Following the introduction of a penalty tax for Chinese solar panel imports in the the United States, the European Commission has now launched an investigation into state subsidies of Chinese firms. This follows an earlier investigation into the alleged “dumping” of solar panels into the EU market. This could result in an increase in solar panel prices in the next year.
The latest subsidy case has been raised following a complaint by a group of 25 European solar panel companies led by Germany’s SolarWorld, the same group that had complained of dumping, and largely the same group that pushed for the penalty tax in the USA.
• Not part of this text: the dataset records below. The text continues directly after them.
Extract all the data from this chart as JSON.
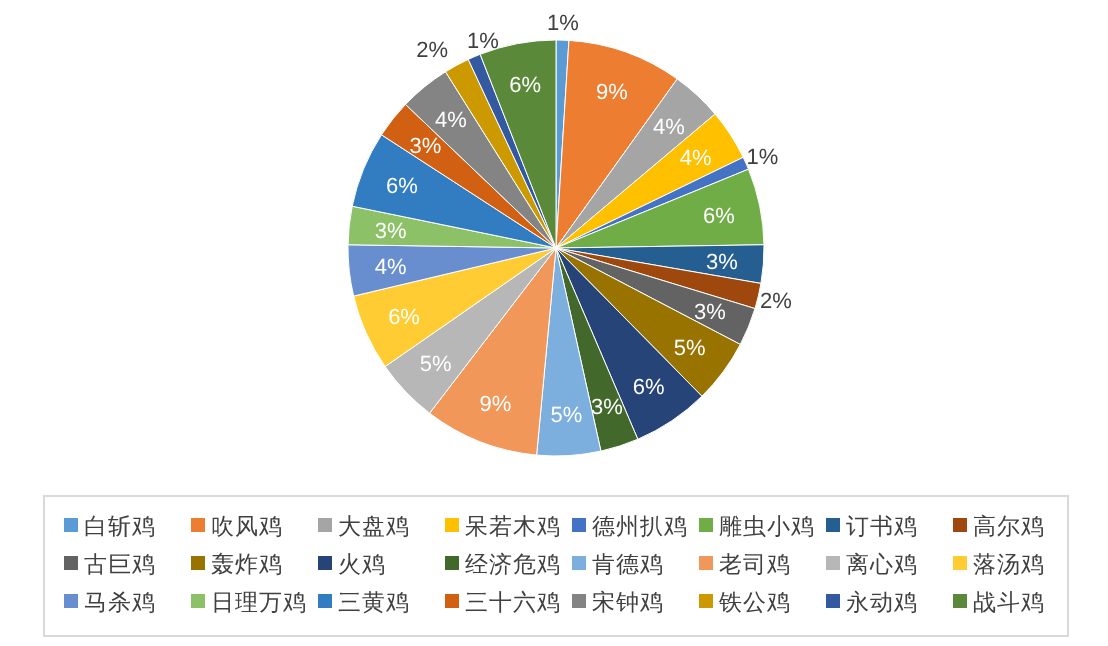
{
  "chart_data": {
    "type": "pie",
    "legend": "bottom",
    "categories": [
      "白斩鸡",
      "吹风鸡",
      "大盘鸡",
      "呆若木鸡",
      "德州扒鸡",
      "雕虫小鸡",
      "订书鸡",
      "高尔鸡",
      "古巨鸡",
      "轰炸鸡",
      "火鸡",
      "经济危鸡",
      "肯德鸡",
      "老司鸡",
      "离心鸡",
      "落汤鸡",
      "马杀鸡",
      "日理万鸡",
      "三黄鸡",
      "三十六鸡",
      "宋钟鸡",
      "铁公鸡",
      "永动鸡",
      "战斗鸡"
    ],
    "values": [
      1,
      9,
      4,
      4,
      1,
      6,
      3,
      2,
      3,
      5,
      6,
      3,
      5,
      9,
      5,
      6,
      4,
      3,
      6,
      3,
      4,
      2,
      1,
      6
    ],
    "value_labels": [
      "1%",
      "9%",
      "4%",
      "4%",
      "1%",
      "6%",
      "3%",
      "2%",
      "3%",
      "5%",
      "6%",
      "3%",
      "5%",
      "9%",
      "5%",
      "6%",
      "4%",
      "3%",
      "6%",
      "3%",
      "4%",
      "2%",
      "1%",
      "6%"
    ],
    "colors": [
      "#5b9bd5",
      "#ed7d31",
      "#a5a5a5",
      "#ffc000",
      "#4472c4",
      "#70ad47",
      "#255e91",
      "#9e480e",
      "#636363",
      "#997300",
      "#264478",
      "#43682b",
      "#7cafdd",
      "#f1975a",
      "#b7b7b7",
      "#ffcd33",
      "#698ed0",
      "#8cc168",
      "#327dc2",
      "#d26012",
      "#848484",
      "#cc9a00",
      "#335aa1",
      "#5a8a39"
    ]
  }
}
This is not about small money, since over 21 billion euros worth of solar panels and components came from China to the EU in 2011 – which is about 7 percent of all Chinese exports to the EU.The European Commission can impose provisional duties within nine months and the EU has within 13 months of an investigation’s launch to impose definitive duties for up to five years.
Similarly to the penalty tax in the UK, we view both EU investigations as a case of protectionism. All solar panel manufactures that still remain in Europe have lost competitiveness years ago – not because of dumping or state subsidies but simply because it’s too expensive to mass-produce commodity products in the EU. The long list of European and American solar bankruptcies in recent years clearly shows this.
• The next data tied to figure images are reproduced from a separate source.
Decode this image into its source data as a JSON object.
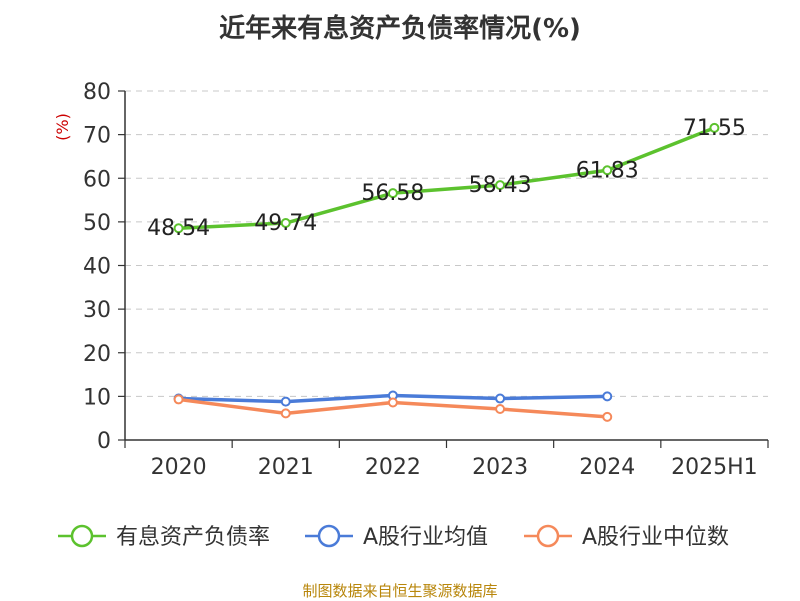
{
  "chart_data": {
    "type": "line",
    "title": "近年来有息资产负债率情况(%)",
    "ylabel": "(%)",
    "xlabel": "",
    "categories": [
      "2020",
      "2021",
      "2022",
      "2023",
      "2024",
      "2025H1"
    ],
    "ylim": [
      0,
      80
    ],
    "yticks": [
      0,
      10,
      20,
      30,
      40,
      50,
      60,
      70,
      80
    ],
    "grid": true,
    "legend_position": "bottom",
    "series": [
      {
        "name": "有息资产负债率",
        "color": "#5cc22e",
        "values": [
          48.54,
          49.74,
          56.58,
          58.43,
          61.83,
          71.55
        ],
        "data_labels": [
          "48.54",
          "49.74",
          "56.58",
          "58.43",
          "61.83",
          "71.55"
        ]
      },
      {
        "name": "A股行业均值",
        "color": "#4a7bd8",
        "values": [
          9.5,
          8.8,
          10.2,
          9.5,
          10.0,
          null
        ]
      },
      {
        "name": "A股行业中位数",
        "color": "#f5895a",
        "values": [
          9.3,
          6.1,
          8.6,
          7.1,
          5.3,
          null
        ]
      }
    ]
  },
  "source": "制图数据来自恒生聚源数据库"
}
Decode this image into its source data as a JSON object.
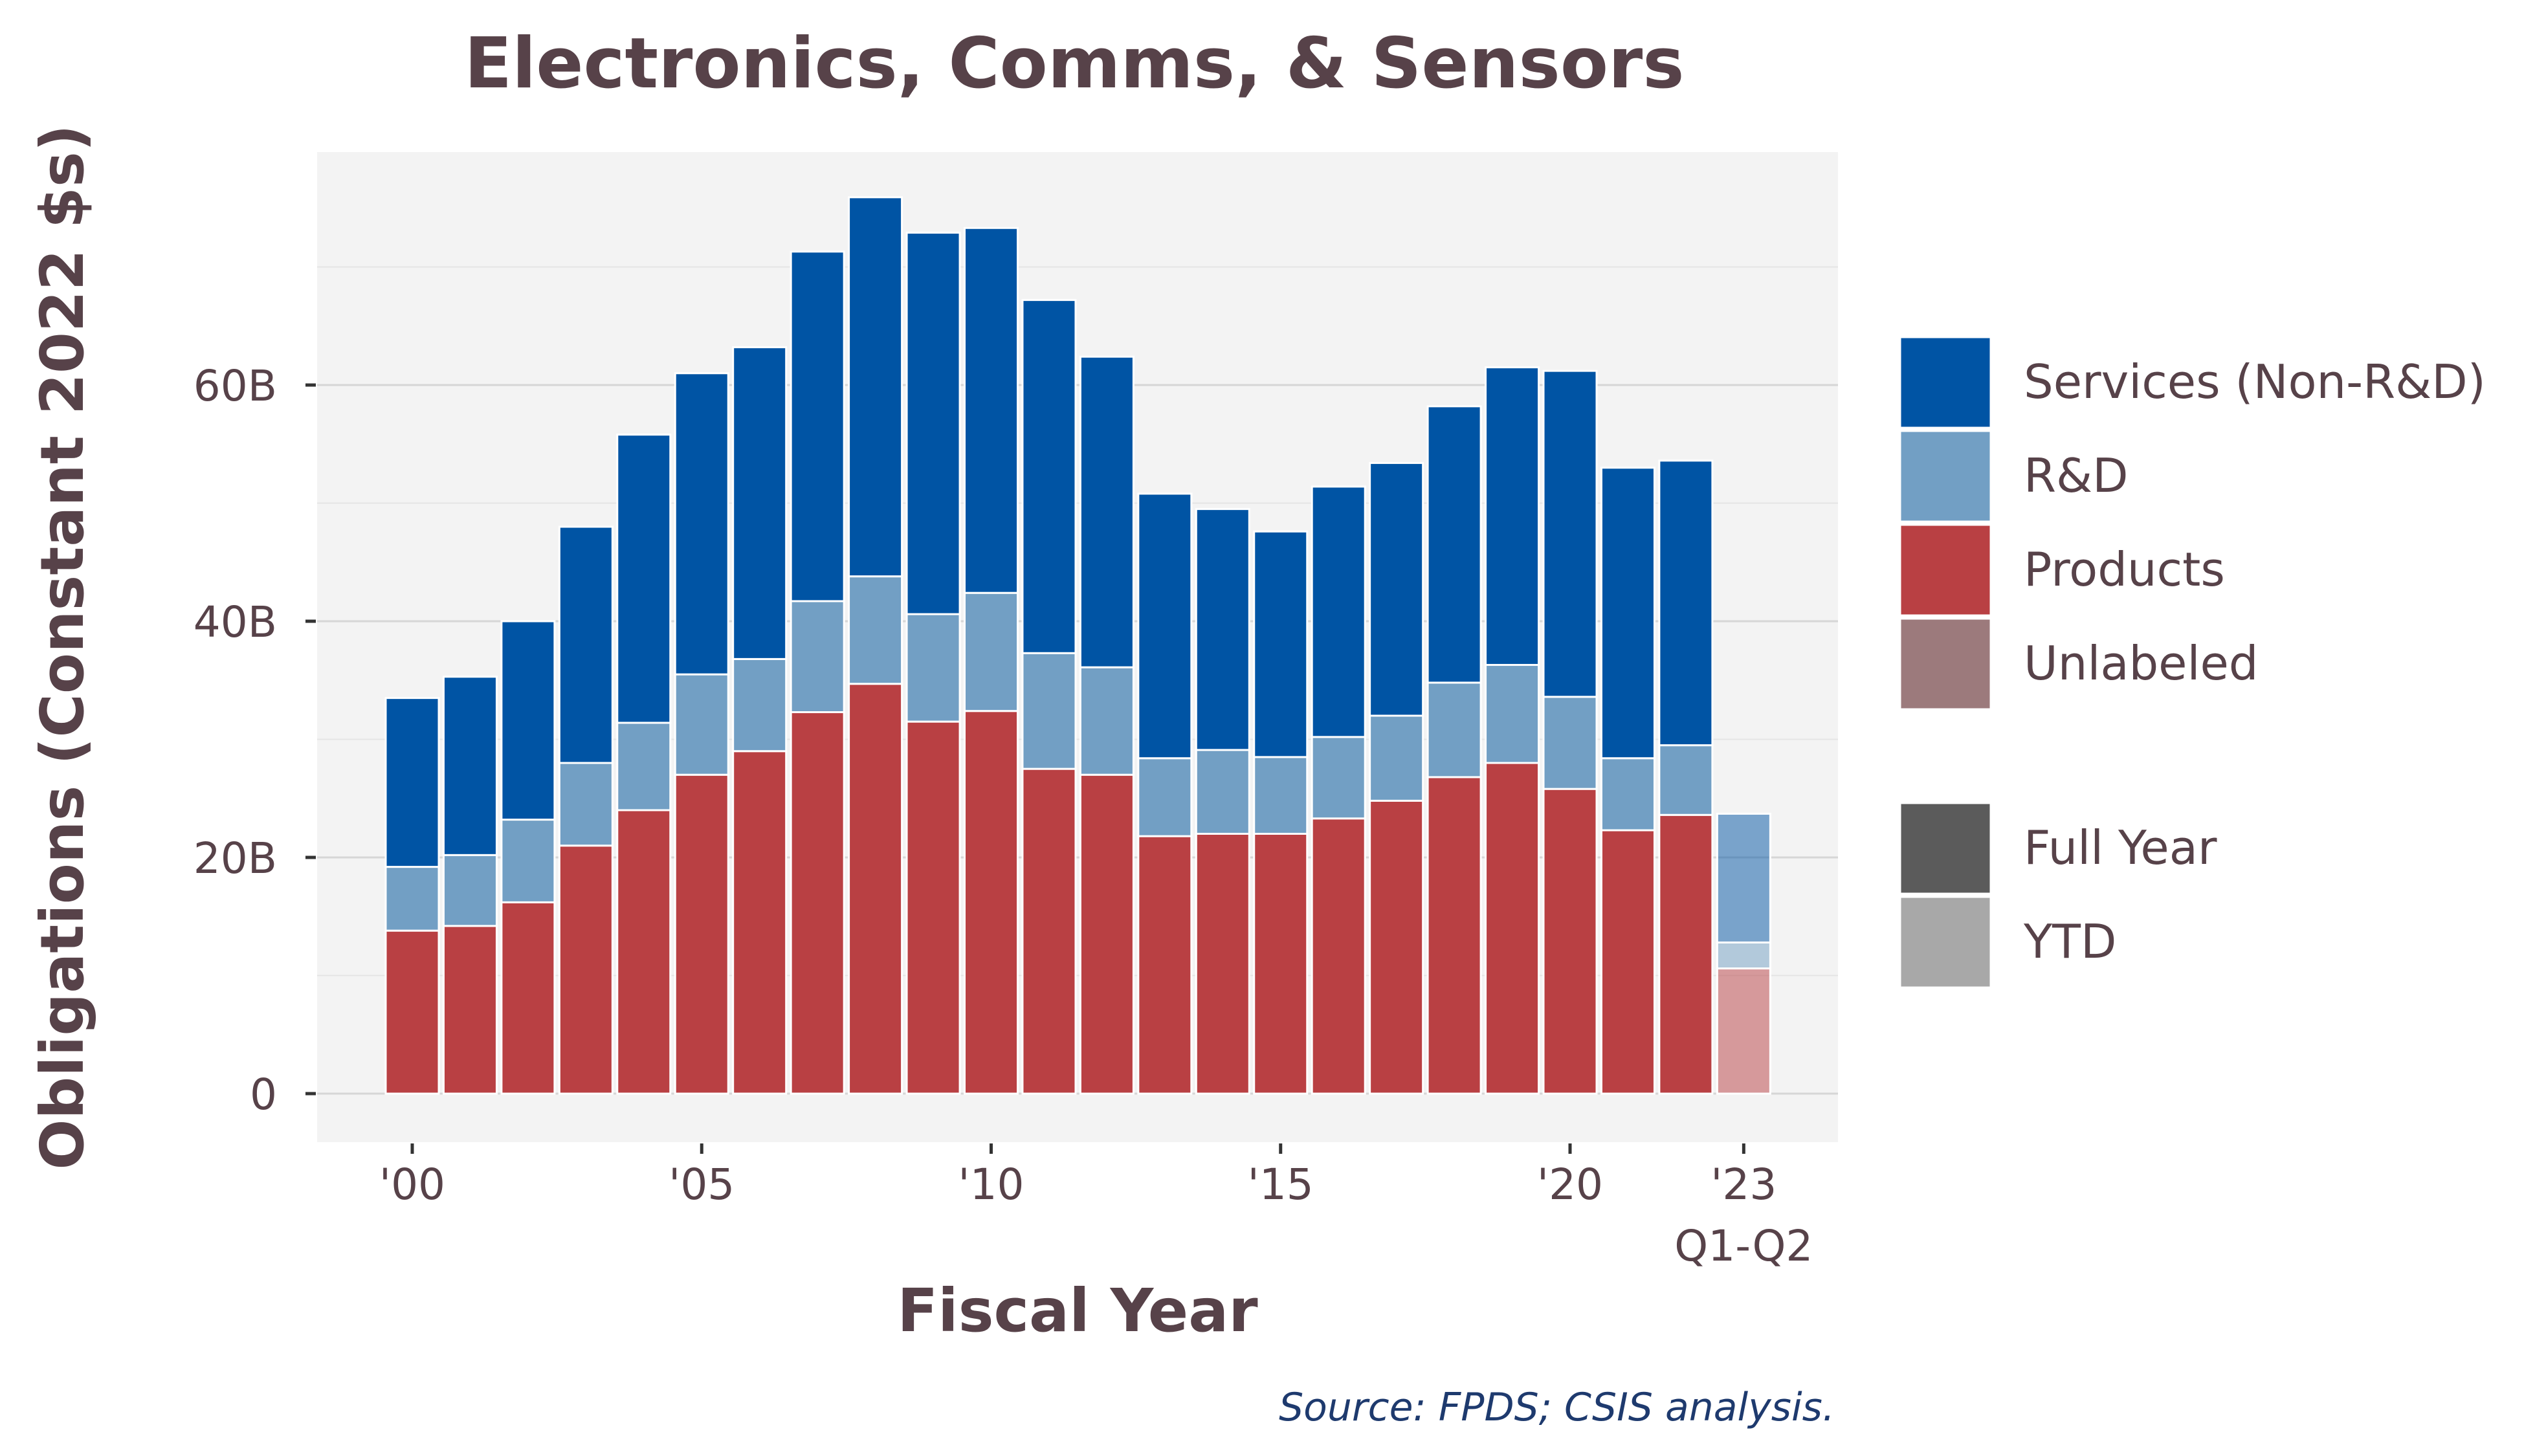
{
  "chart_data": {
    "type": "bar",
    "stacked": true,
    "title": "Electronics, Comms, & Sensors",
    "xlabel": "Fiscal Year",
    "ylabel": "Obligations (Constant 2022 $s)",
    "source": "Source: FPDS; CSIS analysis.",
    "ylim": [
      0,
      78
    ],
    "yticks": [
      0,
      20,
      40,
      60
    ],
    "ytick_labels": [
      "0",
      "20B",
      "40B",
      "60B"
    ],
    "x": [
      2000,
      2001,
      2002,
      2003,
      2004,
      2005,
      2006,
      2007,
      2008,
      2009,
      2010,
      2011,
      2012,
      2013,
      2014,
      2015,
      2016,
      2017,
      2018,
      2019,
      2020,
      2021,
      2022,
      2023
    ],
    "xticks": [
      2000,
      2005,
      2010,
      2015,
      2020,
      2023
    ],
    "xtick_labels": [
      "'00",
      "'05",
      "'10",
      "'15",
      "'20",
      "'23"
    ],
    "xtick_sublabel": {
      "x": 2023,
      "text": "Q1-Q2"
    },
    "period": [
      "Full Year",
      "Full Year",
      "Full Year",
      "Full Year",
      "Full Year",
      "Full Year",
      "Full Year",
      "Full Year",
      "Full Year",
      "Full Year",
      "Full Year",
      "Full Year",
      "Full Year",
      "Full Year",
      "Full Year",
      "Full Year",
      "Full Year",
      "Full Year",
      "Full Year",
      "Full Year",
      "Full Year",
      "Full Year",
      "Full Year",
      "YTD"
    ],
    "series": [
      {
        "name": "Products",
        "color": "#b94043",
        "values": [
          13.8,
          14.2,
          16.2,
          21.0,
          24.0,
          27.0,
          29.0,
          32.3,
          34.7,
          31.5,
          32.4,
          27.5,
          27.0,
          21.8,
          22.0,
          22.0,
          23.3,
          24.8,
          26.8,
          28.0,
          25.8,
          22.3,
          23.6,
          10.6
        ]
      },
      {
        "name": "R&D",
        "color": "#729fc4",
        "values": [
          5.4,
          6.0,
          7.0,
          7.0,
          7.4,
          8.5,
          7.8,
          9.4,
          9.1,
          9.1,
          10.0,
          9.8,
          9.1,
          6.6,
          7.1,
          6.5,
          6.9,
          7.2,
          8.0,
          8.3,
          7.8,
          6.1,
          5.9,
          2.2
        ]
      },
      {
        "name": "Services (Non-R&D)",
        "color": "#0054a4",
        "values": [
          14.3,
          15.1,
          16.8,
          20.0,
          24.4,
          25.5,
          26.4,
          29.6,
          32.1,
          32.3,
          30.9,
          29.9,
          26.3,
          22.4,
          20.4,
          19.1,
          21.2,
          21.4,
          23.4,
          25.2,
          27.6,
          24.6,
          24.1,
          10.9
        ]
      },
      {
        "name": "Unlabeled",
        "color": "#9c7a7c",
        "values": [
          0,
          0,
          0,
          0,
          0,
          0,
          0,
          0,
          0,
          0,
          0,
          0,
          0,
          0,
          0,
          0,
          0,
          0,
          0,
          0,
          0,
          0,
          0,
          0
        ]
      }
    ],
    "legend": {
      "position": "right",
      "fill_entries": [
        {
          "label": "Services (Non-R&D)",
          "color": "#0054a4"
        },
        {
          "label": "R&D",
          "color": "#729fc4"
        },
        {
          "label": "Products",
          "color": "#b94043"
        },
        {
          "label": "Unlabeled",
          "color": "#9c7a7c"
        }
      ],
      "alpha_entries": [
        {
          "label": "Full Year",
          "color": "#5b5b5b"
        },
        {
          "label": "YTD",
          "color": "#a8a8a8"
        }
      ]
    },
    "panel_color": "#f3f3f3",
    "grid": true
  }
}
Price is absolutely key for consumers who are looking to buy solar panels, since a lower price directly results in a better return. Lower prices also allow for lower Feed-in-Tariffs, which in turn reduces the ‘state subsidy’ that Europe gives to solar panels. Governments should applaud the lowest possible price of green electricity, and not spend lots of money on investigations about subsidies or dumping while they still subsidize solar panel installations by such significant amounts themselves.